Starting in “early spring”, Apple will be releasing a new version of iOS 14, iPadOS 14, and tvOS 14 with a requirement for App Tracking Transparency. Per Apple’s update, coming first with Apple’s next beta update, App Tracking Transparency “will require apps to get the user’s permission before tracking their data across apps or websites owned by other companies.” Users will be able to see app requests for permissions in iPhone, iPad, and Apple TV Settings, and “make changes as they see fit.”
Above all other trackers of data, Facebook will be affected by this update to tracking transparency most. Apple goes so far as to use Facebook as their primary example of how an App Tracking Transparency request might look. Above you’ll see the pop-up as shared by Apple in their release today called “Data Privacy Day at Apple: Improving transparency and empowering users.”

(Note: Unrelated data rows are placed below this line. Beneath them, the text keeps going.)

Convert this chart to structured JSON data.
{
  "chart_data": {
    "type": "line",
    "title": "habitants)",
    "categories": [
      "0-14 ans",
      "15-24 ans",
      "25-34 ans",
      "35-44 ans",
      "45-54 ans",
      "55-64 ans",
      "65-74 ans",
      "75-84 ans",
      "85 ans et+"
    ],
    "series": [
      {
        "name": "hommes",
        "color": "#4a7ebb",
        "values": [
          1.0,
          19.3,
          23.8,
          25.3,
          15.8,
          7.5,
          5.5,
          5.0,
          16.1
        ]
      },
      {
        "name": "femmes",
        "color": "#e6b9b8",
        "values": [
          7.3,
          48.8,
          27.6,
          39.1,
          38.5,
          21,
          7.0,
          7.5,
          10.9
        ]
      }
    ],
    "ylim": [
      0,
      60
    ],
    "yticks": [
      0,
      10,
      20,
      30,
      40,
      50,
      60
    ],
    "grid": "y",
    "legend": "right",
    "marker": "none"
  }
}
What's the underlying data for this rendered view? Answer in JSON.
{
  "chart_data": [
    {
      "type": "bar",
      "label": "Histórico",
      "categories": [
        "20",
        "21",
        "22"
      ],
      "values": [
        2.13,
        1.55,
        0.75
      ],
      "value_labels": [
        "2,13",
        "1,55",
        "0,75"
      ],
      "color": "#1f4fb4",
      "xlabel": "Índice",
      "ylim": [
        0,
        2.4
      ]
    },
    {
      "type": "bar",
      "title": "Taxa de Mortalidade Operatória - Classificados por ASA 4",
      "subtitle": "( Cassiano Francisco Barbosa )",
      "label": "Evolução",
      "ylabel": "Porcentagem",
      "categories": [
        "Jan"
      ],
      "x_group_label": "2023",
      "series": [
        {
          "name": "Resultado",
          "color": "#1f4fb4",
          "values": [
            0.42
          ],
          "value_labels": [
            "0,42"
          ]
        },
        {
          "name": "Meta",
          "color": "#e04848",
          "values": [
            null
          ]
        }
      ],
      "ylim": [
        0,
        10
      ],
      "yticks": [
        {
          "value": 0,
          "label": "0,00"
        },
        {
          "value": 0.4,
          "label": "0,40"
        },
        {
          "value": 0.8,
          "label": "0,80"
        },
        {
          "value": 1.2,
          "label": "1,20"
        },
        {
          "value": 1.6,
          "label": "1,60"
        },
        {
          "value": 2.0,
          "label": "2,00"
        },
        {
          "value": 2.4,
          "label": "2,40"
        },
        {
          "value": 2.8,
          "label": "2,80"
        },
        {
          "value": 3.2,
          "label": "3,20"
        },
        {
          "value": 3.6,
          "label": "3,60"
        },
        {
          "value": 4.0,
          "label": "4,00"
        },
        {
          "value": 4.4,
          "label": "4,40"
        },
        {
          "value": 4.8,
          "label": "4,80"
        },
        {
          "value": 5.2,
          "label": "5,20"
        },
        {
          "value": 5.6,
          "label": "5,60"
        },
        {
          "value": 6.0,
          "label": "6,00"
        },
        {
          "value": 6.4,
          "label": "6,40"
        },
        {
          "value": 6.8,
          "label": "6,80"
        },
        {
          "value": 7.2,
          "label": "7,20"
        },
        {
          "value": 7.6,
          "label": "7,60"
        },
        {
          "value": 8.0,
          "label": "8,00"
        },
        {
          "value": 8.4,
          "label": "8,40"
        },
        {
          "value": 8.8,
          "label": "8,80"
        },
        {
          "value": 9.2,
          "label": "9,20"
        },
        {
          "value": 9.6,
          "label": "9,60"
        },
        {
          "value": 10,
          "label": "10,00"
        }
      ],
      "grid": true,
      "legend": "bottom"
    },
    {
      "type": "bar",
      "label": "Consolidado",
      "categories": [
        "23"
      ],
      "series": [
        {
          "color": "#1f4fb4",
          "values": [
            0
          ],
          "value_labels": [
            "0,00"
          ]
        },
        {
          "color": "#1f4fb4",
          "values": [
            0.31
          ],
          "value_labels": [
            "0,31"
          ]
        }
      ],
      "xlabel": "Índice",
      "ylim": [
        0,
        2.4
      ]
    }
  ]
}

This new permission system will be put in play alongside the already active “privacy nutrition label” required of every app in iOS, iPadOS, and tvOS. Every product page on the App Store for Apple products “includes standardized, easy-to-read information based on the developer’s self-reported data practices.”
Ideally this will give users more control over which companies track their activities on Apple devices, through apps, especially when it comes to tracking that’d otherwise go unnoticed. This will likely change the way many apps make money, too – as more than a few make cash from 3rd-party tracking services. Like the one that suggests they are “at the center of what it means to be human.”
Apple also released a document called A Day in the Life of Your Data complete with the following quote from Steve Jobs. “I believe people are smart and some people want to share more data than other people do. Ask them. Ask them every time. Make them tell you to stop asking them if they get tired of your asking them. Let them know precisely what you’re going to do with their data.” (Steve Jobs, All Things Digital Conference, 2010).